Love, as many Christians seem to conceive of it, costs nothing and requires no real sacrifice. We can see the neurotic death-denial at work here, creating and maintaining the fantasy that we can always say “yes” to ourselves and simultaneously say “yes” to everyone else. Need, want, and lack don’t exist in this illusion of deathlessness.
But need really does exist, and sacrificial love will quickly bring it to the surface. We find that when we give, what we give isn’t always replenished. This truth is what marks love as love, as something more than mere exchange, as an act of grace. The account books are not balanced. Love gives gifts and makes sacrifices and expects nothing in return.

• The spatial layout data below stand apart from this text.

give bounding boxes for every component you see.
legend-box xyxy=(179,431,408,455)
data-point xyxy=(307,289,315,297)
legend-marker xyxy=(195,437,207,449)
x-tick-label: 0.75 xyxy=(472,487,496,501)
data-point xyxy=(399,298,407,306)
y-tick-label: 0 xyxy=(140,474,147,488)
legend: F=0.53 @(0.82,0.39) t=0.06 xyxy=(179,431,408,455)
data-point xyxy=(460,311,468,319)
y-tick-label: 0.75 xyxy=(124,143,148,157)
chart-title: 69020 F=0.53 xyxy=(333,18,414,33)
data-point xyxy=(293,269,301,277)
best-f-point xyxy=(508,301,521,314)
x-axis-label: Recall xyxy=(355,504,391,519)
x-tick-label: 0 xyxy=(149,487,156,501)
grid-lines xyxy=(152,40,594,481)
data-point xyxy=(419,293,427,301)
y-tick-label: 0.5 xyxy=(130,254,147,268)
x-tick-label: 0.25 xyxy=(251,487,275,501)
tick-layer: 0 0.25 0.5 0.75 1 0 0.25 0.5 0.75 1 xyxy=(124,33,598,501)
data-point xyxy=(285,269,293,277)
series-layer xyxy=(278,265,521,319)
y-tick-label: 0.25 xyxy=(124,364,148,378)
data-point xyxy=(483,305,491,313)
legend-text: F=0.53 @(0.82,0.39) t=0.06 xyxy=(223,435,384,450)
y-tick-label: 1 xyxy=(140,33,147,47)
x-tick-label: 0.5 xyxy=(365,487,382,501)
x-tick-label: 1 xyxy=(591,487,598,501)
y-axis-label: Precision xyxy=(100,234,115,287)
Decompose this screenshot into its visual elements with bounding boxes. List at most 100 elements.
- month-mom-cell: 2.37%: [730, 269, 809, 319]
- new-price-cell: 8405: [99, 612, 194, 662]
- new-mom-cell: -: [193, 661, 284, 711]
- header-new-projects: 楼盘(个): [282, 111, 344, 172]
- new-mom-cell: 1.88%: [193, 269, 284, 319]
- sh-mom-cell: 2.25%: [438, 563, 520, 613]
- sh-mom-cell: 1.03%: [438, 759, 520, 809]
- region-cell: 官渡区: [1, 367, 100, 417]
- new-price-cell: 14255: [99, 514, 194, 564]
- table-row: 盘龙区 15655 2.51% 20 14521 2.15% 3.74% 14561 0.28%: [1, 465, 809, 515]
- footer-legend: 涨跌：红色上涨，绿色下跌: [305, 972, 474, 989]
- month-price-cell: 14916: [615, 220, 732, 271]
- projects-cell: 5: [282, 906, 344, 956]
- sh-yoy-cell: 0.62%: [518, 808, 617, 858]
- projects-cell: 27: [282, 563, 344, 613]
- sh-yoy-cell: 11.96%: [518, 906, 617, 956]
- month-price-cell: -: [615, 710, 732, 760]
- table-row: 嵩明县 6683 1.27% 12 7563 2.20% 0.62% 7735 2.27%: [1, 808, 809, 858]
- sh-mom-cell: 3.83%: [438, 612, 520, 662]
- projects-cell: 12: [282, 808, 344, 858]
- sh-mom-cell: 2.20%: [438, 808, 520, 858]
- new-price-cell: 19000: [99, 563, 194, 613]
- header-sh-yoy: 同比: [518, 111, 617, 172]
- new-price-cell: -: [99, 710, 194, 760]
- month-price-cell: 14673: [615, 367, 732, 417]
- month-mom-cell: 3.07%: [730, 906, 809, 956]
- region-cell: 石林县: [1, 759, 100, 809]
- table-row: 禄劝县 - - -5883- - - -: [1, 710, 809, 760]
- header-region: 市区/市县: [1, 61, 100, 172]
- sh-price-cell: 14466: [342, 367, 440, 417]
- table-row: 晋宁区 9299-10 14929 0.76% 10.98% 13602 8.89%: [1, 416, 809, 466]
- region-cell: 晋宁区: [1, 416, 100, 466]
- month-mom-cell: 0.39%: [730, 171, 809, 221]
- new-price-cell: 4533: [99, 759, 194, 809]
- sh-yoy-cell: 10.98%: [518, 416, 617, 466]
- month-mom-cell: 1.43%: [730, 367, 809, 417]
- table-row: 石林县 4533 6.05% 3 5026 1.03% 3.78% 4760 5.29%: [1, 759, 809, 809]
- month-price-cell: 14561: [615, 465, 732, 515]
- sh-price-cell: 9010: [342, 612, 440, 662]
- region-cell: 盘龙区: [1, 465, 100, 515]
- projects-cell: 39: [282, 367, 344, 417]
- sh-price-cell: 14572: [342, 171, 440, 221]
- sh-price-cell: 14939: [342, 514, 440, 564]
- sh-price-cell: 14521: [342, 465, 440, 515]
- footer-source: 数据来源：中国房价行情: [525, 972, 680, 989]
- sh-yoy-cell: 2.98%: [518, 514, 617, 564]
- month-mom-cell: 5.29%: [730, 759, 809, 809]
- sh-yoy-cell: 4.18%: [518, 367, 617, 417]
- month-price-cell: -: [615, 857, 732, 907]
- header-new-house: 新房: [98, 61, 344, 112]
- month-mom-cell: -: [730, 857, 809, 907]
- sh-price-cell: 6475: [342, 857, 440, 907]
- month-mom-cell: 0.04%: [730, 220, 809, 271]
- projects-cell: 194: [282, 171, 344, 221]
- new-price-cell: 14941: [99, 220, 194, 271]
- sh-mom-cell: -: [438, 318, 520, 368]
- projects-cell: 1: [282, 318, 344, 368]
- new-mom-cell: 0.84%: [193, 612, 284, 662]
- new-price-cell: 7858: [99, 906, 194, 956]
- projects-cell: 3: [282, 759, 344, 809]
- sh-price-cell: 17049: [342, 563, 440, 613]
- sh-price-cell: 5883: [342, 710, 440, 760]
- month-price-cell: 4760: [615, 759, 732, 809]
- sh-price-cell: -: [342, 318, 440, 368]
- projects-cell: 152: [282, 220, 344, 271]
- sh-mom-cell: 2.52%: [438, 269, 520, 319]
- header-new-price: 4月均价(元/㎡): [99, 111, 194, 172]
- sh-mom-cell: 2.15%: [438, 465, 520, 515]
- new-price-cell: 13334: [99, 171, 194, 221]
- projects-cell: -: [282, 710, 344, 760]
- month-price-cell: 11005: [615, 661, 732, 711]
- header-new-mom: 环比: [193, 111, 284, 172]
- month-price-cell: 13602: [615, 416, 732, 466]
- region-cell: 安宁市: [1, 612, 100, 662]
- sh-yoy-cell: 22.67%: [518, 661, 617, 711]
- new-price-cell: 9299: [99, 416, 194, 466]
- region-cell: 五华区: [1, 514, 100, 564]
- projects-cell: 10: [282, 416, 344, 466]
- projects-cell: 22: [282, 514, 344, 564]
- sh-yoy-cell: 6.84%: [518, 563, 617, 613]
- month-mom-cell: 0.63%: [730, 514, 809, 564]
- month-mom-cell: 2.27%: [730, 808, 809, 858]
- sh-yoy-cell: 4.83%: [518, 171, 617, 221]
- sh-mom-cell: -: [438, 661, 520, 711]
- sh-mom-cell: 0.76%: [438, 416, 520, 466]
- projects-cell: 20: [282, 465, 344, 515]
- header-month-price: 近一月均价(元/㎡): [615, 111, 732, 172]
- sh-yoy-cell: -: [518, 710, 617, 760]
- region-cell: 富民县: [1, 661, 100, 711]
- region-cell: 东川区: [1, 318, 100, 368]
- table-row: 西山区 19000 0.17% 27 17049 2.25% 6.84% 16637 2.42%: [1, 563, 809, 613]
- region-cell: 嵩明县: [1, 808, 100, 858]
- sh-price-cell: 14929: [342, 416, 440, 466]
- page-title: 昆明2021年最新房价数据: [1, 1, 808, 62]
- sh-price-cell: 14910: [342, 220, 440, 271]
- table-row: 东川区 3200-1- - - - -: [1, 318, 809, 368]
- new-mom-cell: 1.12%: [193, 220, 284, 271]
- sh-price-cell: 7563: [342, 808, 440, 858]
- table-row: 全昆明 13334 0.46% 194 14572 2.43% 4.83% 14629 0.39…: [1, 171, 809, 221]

We are enslaved to the fear of death because the basis of our identities – all the ways we define ourselves and make meaning with our lives – is revealed to be an illusion, a lie, an obfuscation, a neurotic defense mechanism involved in death repression. Death saturates every aspect of our personhood.
…This predicament gives us a glimpse into why the biblical authors speak of conversion and discipleship as a death – our identities are too saturated with death to be rehabilitated as they stand.
In contemporary American culture our slavery to the fear of death produces superficial consumerism, a fetish for managing appearances, inauthentic relationships, triumphalistic religion, and the eclipse of personal and societal empathy. These are the “works of the devil” in our lives, works produced by our slavery to the fear of death.
As mortal creatures the selfish pursuit of survival and self-preservation becomes our highest good, and these survival fears lead us into all sorts of sinful practices. Almost every unwholesome pursuit of humanity – from hedonism to self-aggrandizement to acquisitiveness to rivalry to violence – can be traced back to these basic survival fears. The fear of death creates the experience of the ‘satanic’ in our lives.